Son ton se veut autoritaire, mais sa voix reste posée. Bon gré mal gré, je m'exécute. J'avale une gorgée de café qui peine à passer et attrape tout de même une crêpe épaisse. Le vague à l'âme, je la déchiquette sous le regard affligé du meilleur ami de Taylor. Durant plusieurs secondes, je joue avec les morceaux que j'ai étalés sur la table sans prêter attention à l'homme assis devant moi.
— Mets-en un dans ta bouche et avale-le ! Je t'ai dit, je ne partirai pas tant que je ne serai pas certain que tu te sois nourrie.

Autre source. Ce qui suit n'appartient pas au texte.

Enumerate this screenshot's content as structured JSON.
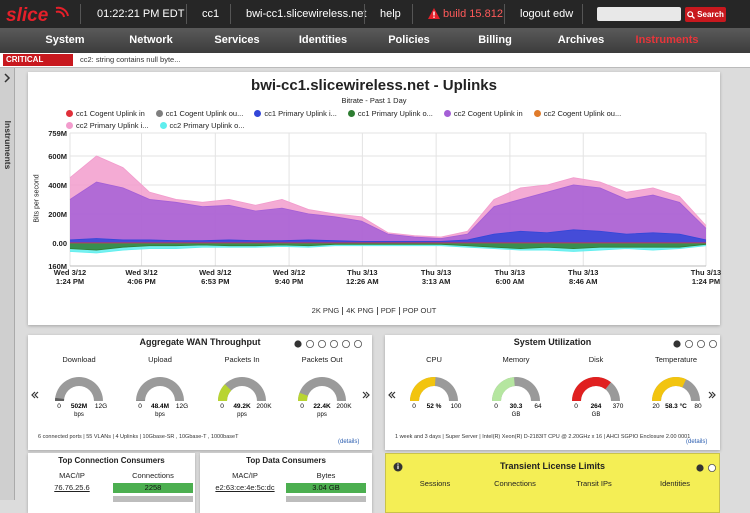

Je lève à peine les yeux vers lui, mais c'est suffisant pour que je réalise qu'il ne ment pas.
— Raconte-moi ce qui s'est passé, le supplié-je d'une voix morne, en fixant ce qui ressemblait un peu plus tôt à un pancake.
— Il...
Les marches craquent à cet instant. Plutôt que de poursuivre sur sa lancée, il s'interrompt pour observer par-dessus son épaule.
— Maman, je suis prêt.
Je me tourne vers mon bébé qui me sourit de toutes ses dents. Il a l'air tellement heureux de partir voir ses cousins que mon cœur se déchire à nouveau.
— Tonton Kurt ! s'exclame-t-il en se précipitant vers lui.
Son parrain lui ébouriffe les cheveux. J'ai toujours apprécié la complicité qui les lie tous les deux, et ce, depuis la naissance de Tayron.
— Comment tu vas ce matin, mon petit pote ?
Tayron se lance dans les explications de son rêve sous l'œil attristé du brun, qui lui sourit malgré tout.
— Bonjour, Kurt, le salue Lisa à son tour en nous rejoignant.
— Ouais, bonjour, réplique-t-il d'une voix morne en détachant les yeux de son filleul pour les porter sur mon amie. Comment va Travis ?
Lisa l'observe plusieurs secondes, en silence. Un voile de tristesse assombrit ses deux billes noisette.
— Pas mieux que toi, l'informe-t-elle avant de se tourner vers moi et d'ajouter : on va y aller. Passe le prendre quand tu voudras. Il peut aussi rester la nuit avec nous si tu en as besoin.
J'opine du chef.
Tayron vient m'embrasser et me faire un énorme câlin. Puis, tout guilleret, il part rejoindre sa tante qui l'attend près de la porte. Avant de la franchir, il se tourne vers moi et me lance :
— Maman, oublie pas de dire à papa de venir me chercher.
Je déglutis avec difficulté, avant de lui sourire et de lui promettre que je n'y manquerai pas. Débordant d'enthousiasme, il sort, avec une seule idée en tête, s'amuser avec ses deux cousins.
— Tu ne lui as rien dit au sujet de son père, n'est-ce pas ? grogne Kurt dans mon dos.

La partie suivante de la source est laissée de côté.